Permito-me transcrever o inteiro teor do retrato que Velez nos proporciona do autoritarismo de Vargas:
“João Neves traçou um esboço da personalidade de Getúlio, no qual o caracteriza como dono de certa autoridade natural unida a um ar acolhedor. Tal caracterização talvez reflita mais a atitude do jovem são-borjense que procurava ascender nos quadros políticos da província, porque, se atentarmos à evolução posterior de sua vida pública, perceberemos que se tratava – como Castilhos – de uma personalidade talhada para a ditadura.
Porém, o autoritarismo de Getúlio não era mero dote natural. Como nos antecessores castilhistas, deitava raízes em suas convicções. Quando se encontrava no poder, tudo girava ao seu redor, de forma semelhante a como Castilhos ou Borges de Medeiros concentravam em si o exercício do governo. A única diferença que poderíamos estabelecer entre o autoritarismo getulista e o dos antepassados castilhistas é a mesma que víamos entre estes e Pinheiro Machado: mudava apenas o cenário da ação, conservando-se intacta a procura do poder pessoal total.
Profundamente maquiavélico, mostrou o seu autoritarismo especialmente no combate sem trégua que durante a vida inteira desencadeou contra o governo representativo. Como acertadamente afirma Costa Porto, Getúlio tinha “(…) alergia pelo fenômeno eleitoral (…), interessando-lhe mais o apelo aos golpes do que o recurso ao veredito das unas”.
Getúlio não sabia se colocar na oposição, nem tampouco aceitá-la; é aspecto ressaltado por João Neves: “A oposição, aliás, também não era o forte de Getúlio Vargas (…). A oposição que gostava de fazer era aos adversários, quando se achava no poder. Aí, sim, fustigava-os sem quartel. Quem lesse seus discursos teria a impressão de estar diante de um tribuno da plebe desancando o cesarismo!”
Entre esta atitude e a opinião castilhista de que aos adversários políticos o que resta é uma humilde e sincera penitência, não há nenhuma distinção. O autoritarismo não admite negociações nem participação de outros no poder. Conquistando-o, só há uma alternativa: perpetuar-se nele. Como afirmava Raul Pila, referindo-se a Getúlio: “Uma vez na cadeira presidencial, dela não sairia senão à força”. Caso se perdesse o posto, a tradição castilhista assinalava duas alternativas: ou lutar para reconquistá-lo, sem dar trégua e aniquilando os adversários – a alternativa de Castilhos em 1892 e, em parte, a de Borges de Medeiros depois de 1930 – ou morrer. Getúlio optou pela segunda. Ambas, entretanto, são idênticas na origem: a impossibilidade, para o governante autoritário, de tornar-se oposição.
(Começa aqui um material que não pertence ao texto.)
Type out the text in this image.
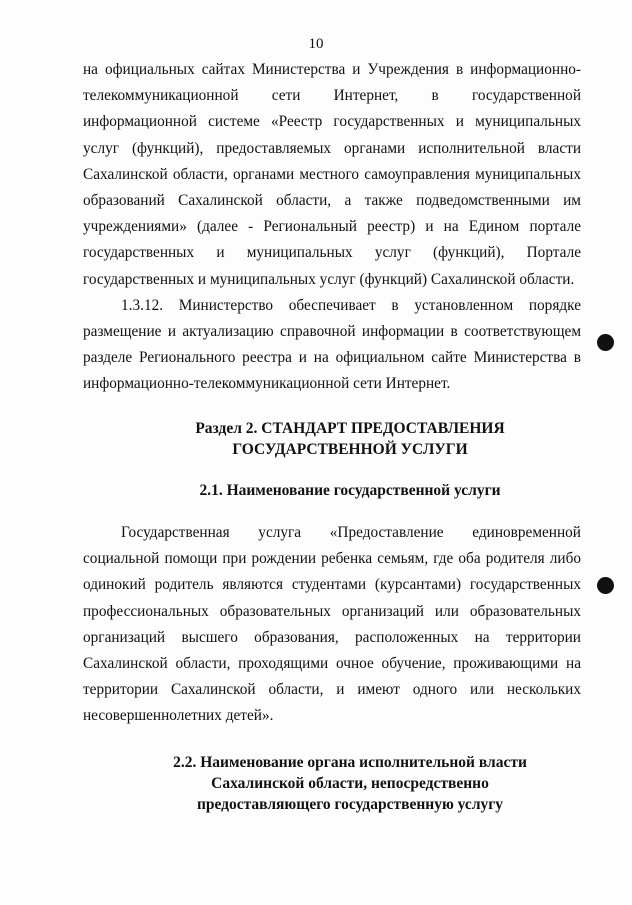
10

на официальных сайтах Министерства и Учреждения в информационно-телекоммуникационной сети Интернет, в государственной информационной системе «Реестр государственных и муниципальных услуг (функций), предоставляемых органами исполнительной власти Сахалинской области, органами местного самоуправления муниципальных образований Сахалинской области, а также подведомственными им учреждениями» (далее - Региональный реестр) и на Едином портале государственных и муниципальных услуг (функций), Портале государственных и муниципальных услуг (функций) Сахалинской области.

1.3.12. Министерство обеспечивает в установленном порядке размещение и актуализацию справочной информации в соответствующем разделе Регионального реестра и на официальном сайте Министерства в информационно-телекоммуникационной сети Интернет.

Раздел 2. СТАНДАРТ ПРЕДОСТАВЛЕНИЯ
ГОСУДАРСТВЕННОЙ УСЛУГИ
2.1. Наименование государственной услуги

Государственная услуга «Предоставление единовременной социальной помощи при рождении ребенка семьям, где оба родителя либо одинокий родитель являются студентами (курсантами) государственных профессиональных образовательных организаций или образовательных организаций высшего образования, расположенных на территории Сахалинской области, проходящими очное обучение, проживающими на территории Сахалинской области, и имеют одного или нескольких несовершеннолетних детей».

2.2. Наименование органа исполнительной власти
Сахалинской области, непосредственно
предоставляющего государственную услугу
Muitas seriam as considerações que poderíamos fazer sobre a inspiração castilhista na atuação de Getúlio desde a primeira magistratura da Nação. Porém, esta reflexão nos levaria muito longe e ultrapassaria os limites que nos impusemos. Apesar disso, afirmaríamos que Getúlio encarnou, como presidente da República, a imagem autoritária que Borges de Medeiros traçara do primeiro mandatário: “Ele é o centro do sistema, é o líder da Nação, o supremo diretor político e administrativo da União. Logo, é do presidente que há de dimanar sempre o maior bem ou o maior mal para a República”.